At first glance, says Taberner, some of Driver's works can appear, "like haphazard, casual arrangements. But everything is determined and looked at very carefully. He's an artist with a great eye. With an acute visual awareness."
Born in Hastings in 1930, the young Driver developed that eye early. As a child he carved horses from wood; at age 12 he had a fascination with making ships in bottles. His father, the manager of an insurance company, was "not unsupportive" of his son's early ambition to become an artist but tuition was scarce. The Driver family had moved to New Plymouth at the end of 1943. Driver went to New Plymouth Boys High School but the art teacher was away at the war.
When Joyce and Don Driver met he was working, not very happily, as a dental technician. It was though, he laughs now, "really a form of sculpture." He and Joyce married in 1958. She is a teacher and musician. Their daughter, Justine, is an optometrist (another way of seeing, she agrees.)
At home in New Plymouth, Driver either goes every morning, seven days a week, to his workshop or is out and about casting his alchemist's eye for the "found" pieces which will become pieces of art. Sometimes he doesn't have to look too far: Background, a new work in the Artis show, is painted on an animal skin which had been lying on the floor of the family home for 30 years.
That story is illustrative of how Driver's eye works. He will alight on the familiar - he picks up a cardboard coffee cup holder and peers through it; he lifts a blind in the gallery to see what lurks behind it - and consider it anew.
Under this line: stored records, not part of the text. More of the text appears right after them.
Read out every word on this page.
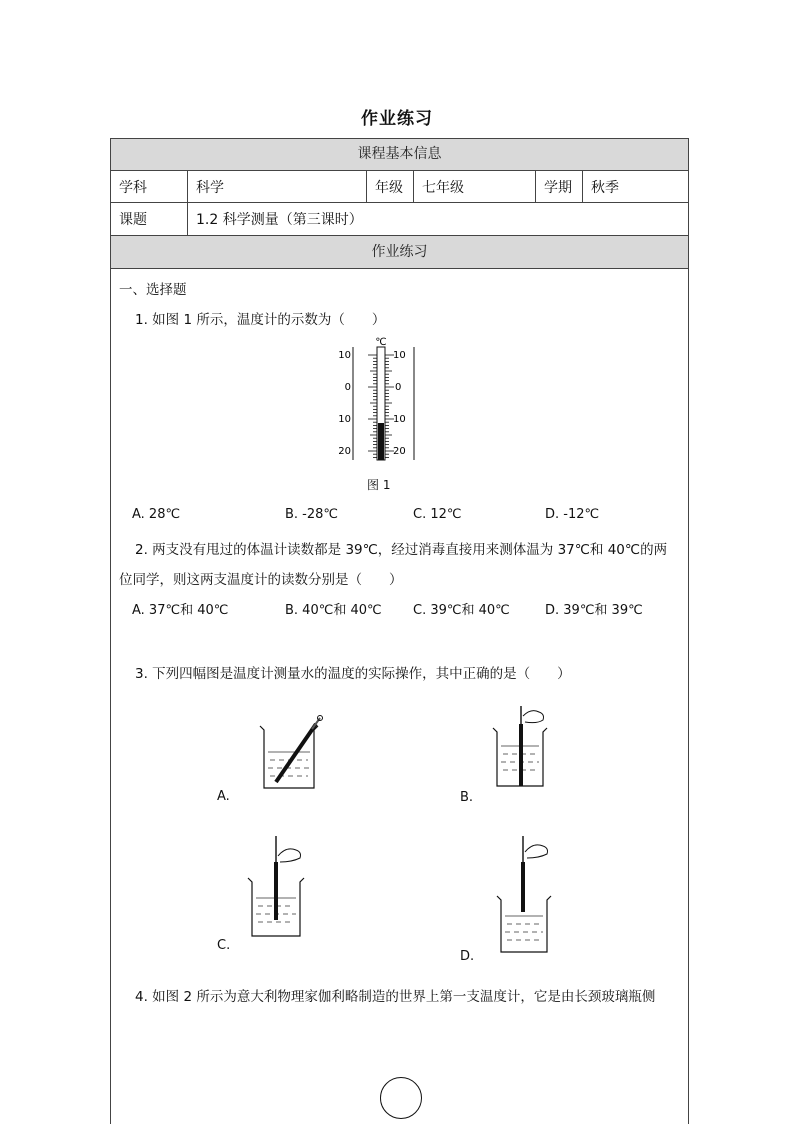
作业练习
课程基本信息
学科	科学	年级	七年级	学期	秋季
课题	1.2 科学测量（第三课时）
作业练习
一、选择题
1. 如图 1 所示，温度计的示数为（　　）
℃
10
0
10
20
10
0
10
20
图 1
A. 28℃	B. -28℃	C. 12℃	D. -12℃
2. 两支没有甩过的体温计读数都是 39℃，经过消毒直接用来测体温为 37℃和 40℃的两
位同学，则这两支温度计的读数分别是（　　）
A. 37℃和 40℃	B. 40℃和 40℃ C. 39℃和 40℃	D. 39℃和 39℃
3. 下列四幅图是温度计测量水的温度的实际操作，其中正确的是（　　）
A.	B.
C.
D.
4. 如图 2 所示为意大利物理家伽利略制造的世界上第一支温度计，它是由长颈玻璃瓶侧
To the art audience's eye, Driver's work post-stroke changed from the harder-edged formalist work to the looser hanging works like Produce. It was assumed that Driver's reduced motor skills had resulted in an apparent change in direction. But as Joyce Driver and Taberner note, Driver never one to repeat himself, had started to make the wall hangings 12 months before the stroke. Joyce Driver says that "people thought that his new way of seeing was a result of his stroke, actually it was on its way."
Along the way, Driver's career has had its controversies. In 1967 a sculpture, The Magician, was removed from the New Plymouth War Memorial Library Gallery by the gallery's director: "to save a serious artist the humiliating experience of having to remove his own work from a public place."
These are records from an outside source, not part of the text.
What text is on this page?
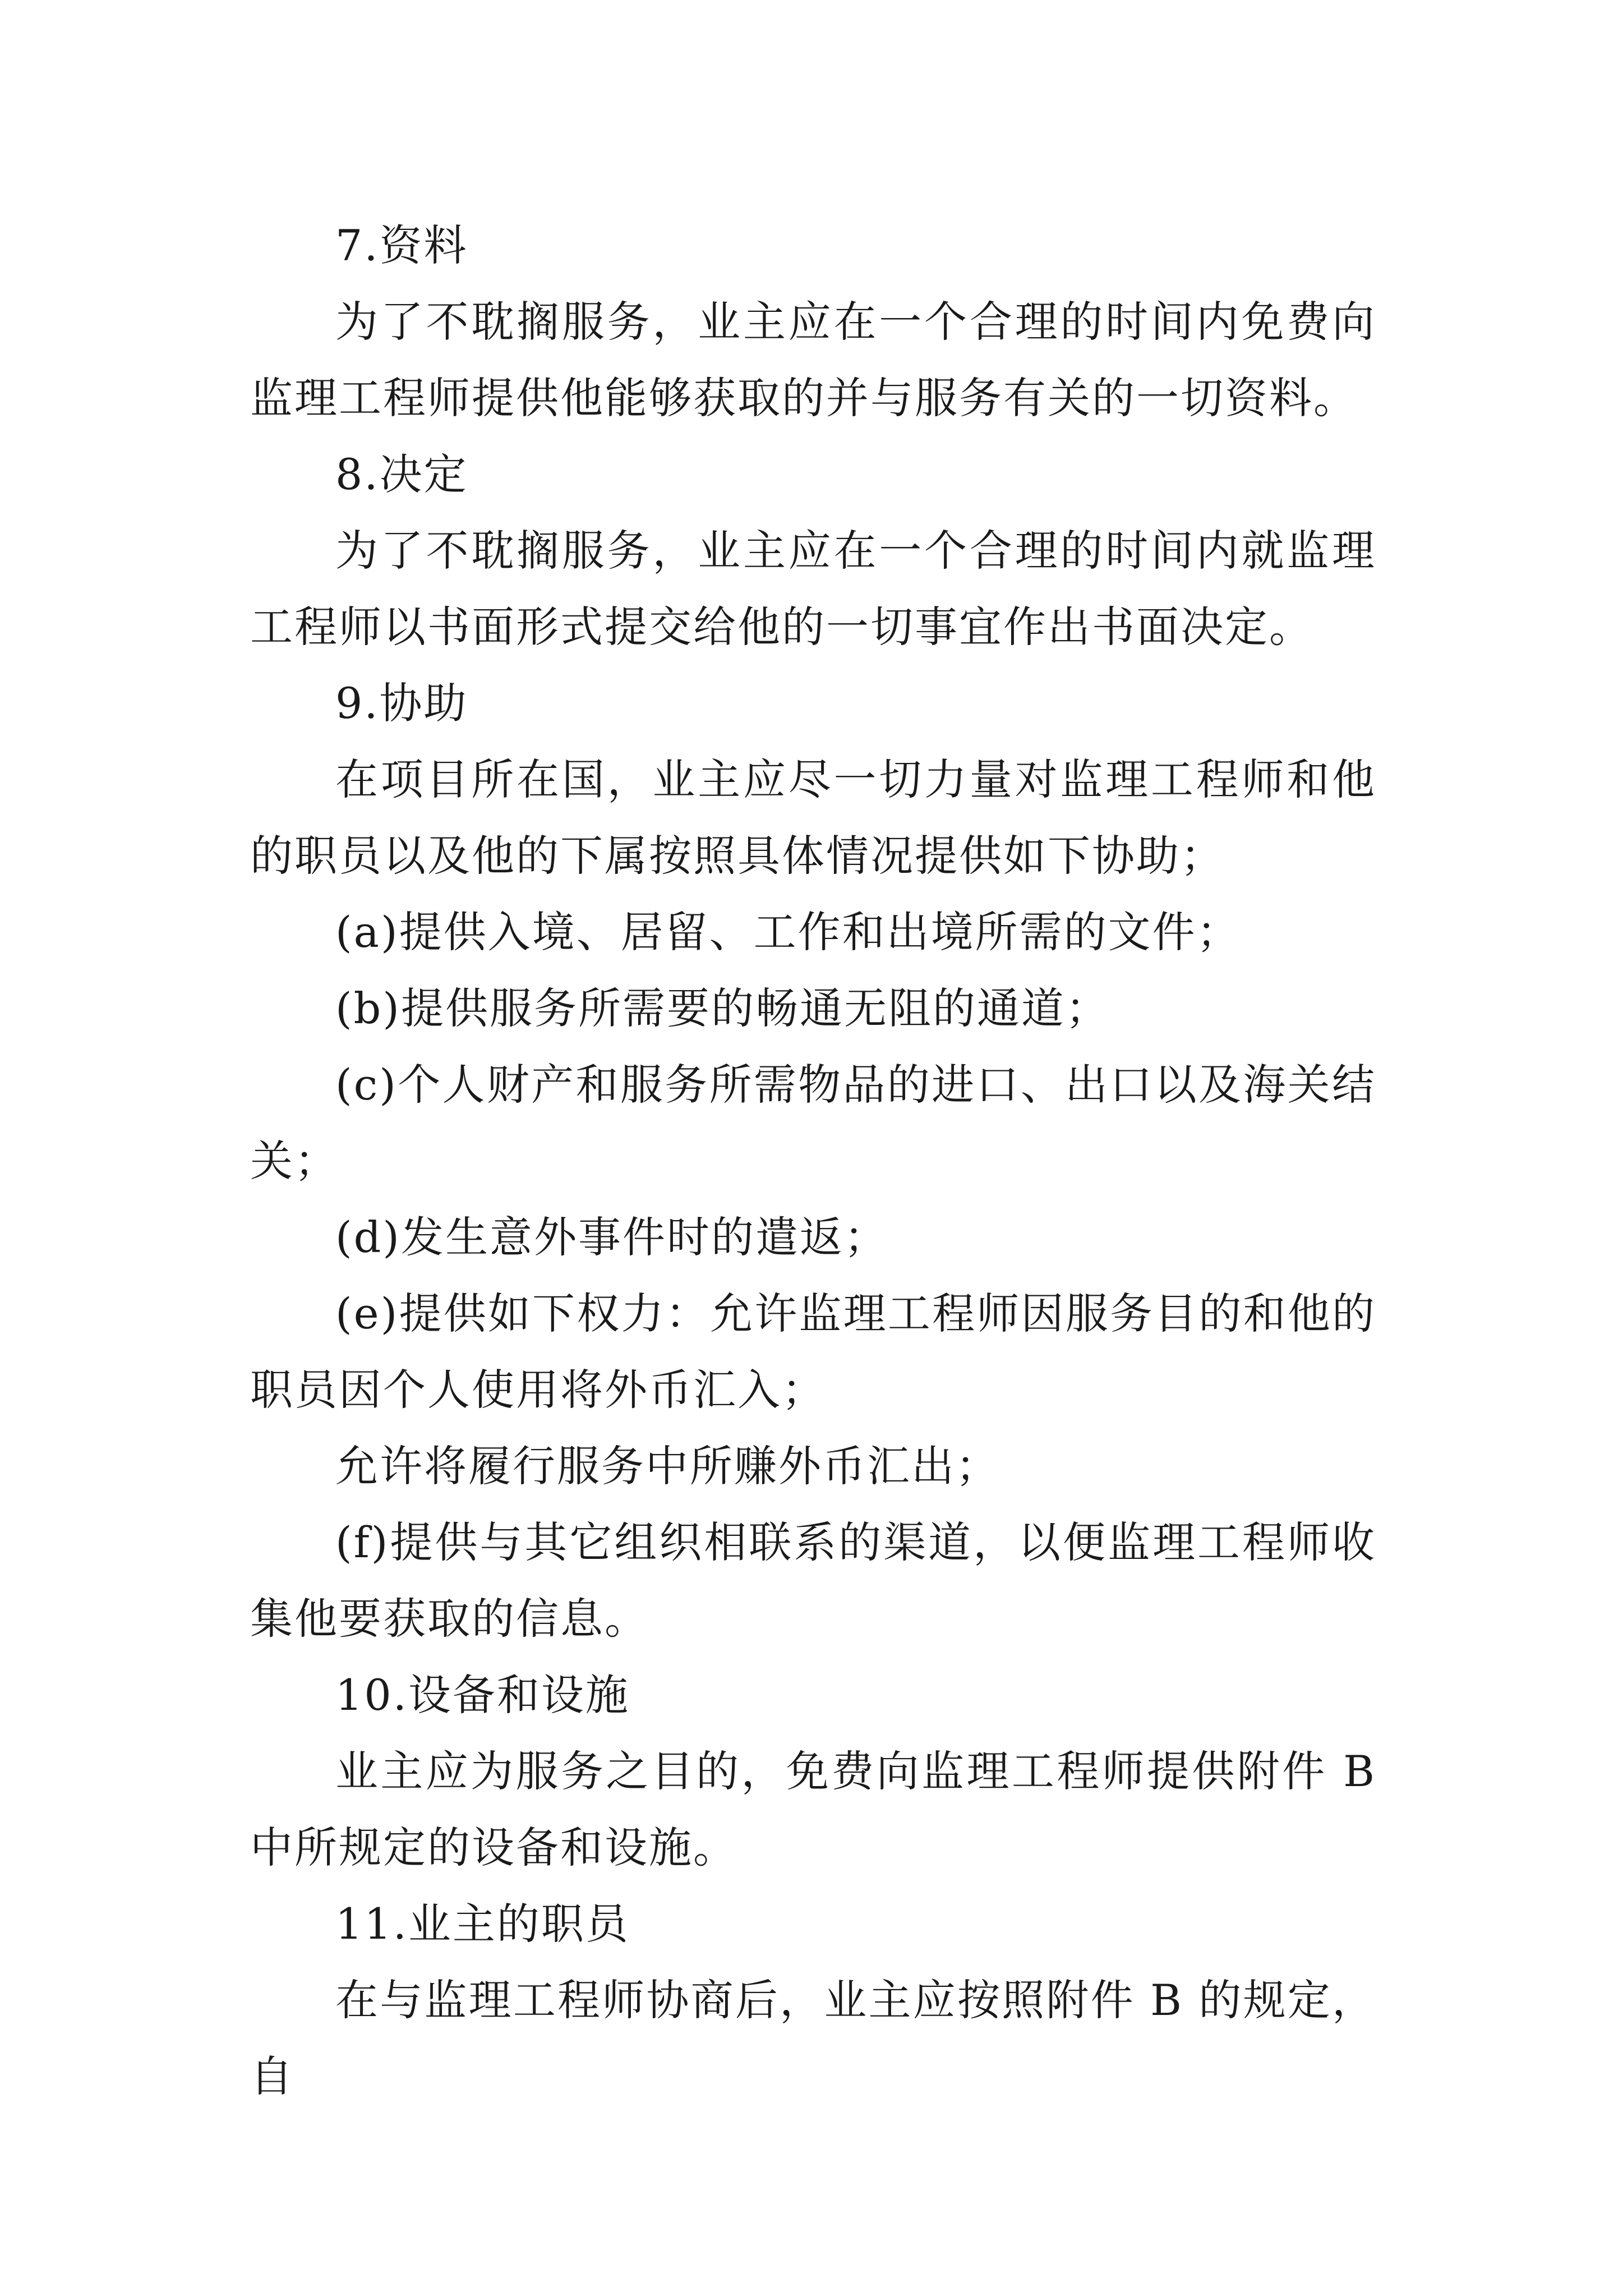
7.资料

为了不耽搁服务，业主应在一个合理的时间内免费向监理工程师提供他能够获取的并与服务有关的一切资料。

8.决定

为了不耽搁服务，业主应在一个合理的时间内就监理工程师以书面形式提交给他的一切事宜作出书面决定。

9.协助

在项目所在国，业主应尽一切力量对监理工程师和他的职员以及他的下属按照具体情况提供如下协助；

(a)提供入境、居留、工作和出境所需的文件；

(b)提供服务所需要的畅通无阻的通道；

(c)个人财产和服务所需物品的进口、出口以及海关结关；

(d)发生意外事件时的遣返；

(e)提供如下权力：允许监理工程师因服务目的和他的职员因个人使用将外币汇入；

允许将履行服务中所赚外币汇出；

(f)提供与其它组织相联系的渠道，以便监理工程师收集他要获取的信息。

10.设备和设施

业主应为服务之目的，免费向监理工程师提供附件 B 中所规定的设备和设施。

11.业主的职员

在与监理工程师协商后，业主应按照附件 B 的规定，自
The piece, a shop mannequin with a watering can for a head and a phonograph mounted at waist level, was the topic of enraged letters to the editor of the local paper.
Ritual, the piece which so captures the artist's attention 18 years after it was made, saw gallery visitors issued with an assurance when it was first displayed at the National Art Gallery that "... the work has no black magic or sinister overtones." A gallery guard, however, decided that the piece affronted public sensibilities. Every morning the work was found to have been interfered with. The guard had been pulling down the dolls' dresses so as to hide the perceived rude bits.
"Oh, it doesn't matter," he says of any past controversy, "I have friends and foes."
Many more friends than foes, you'd hazard. It doesn't seem too far-fetched to imagine that when Driver takes your hand in greeting, you draw energy from having met a major New Zealand artist who also happens to be a very nice man.
* With Spirit is at the New Gallery until May 14; Symbols and Signs is at Artis Gallery until April 16.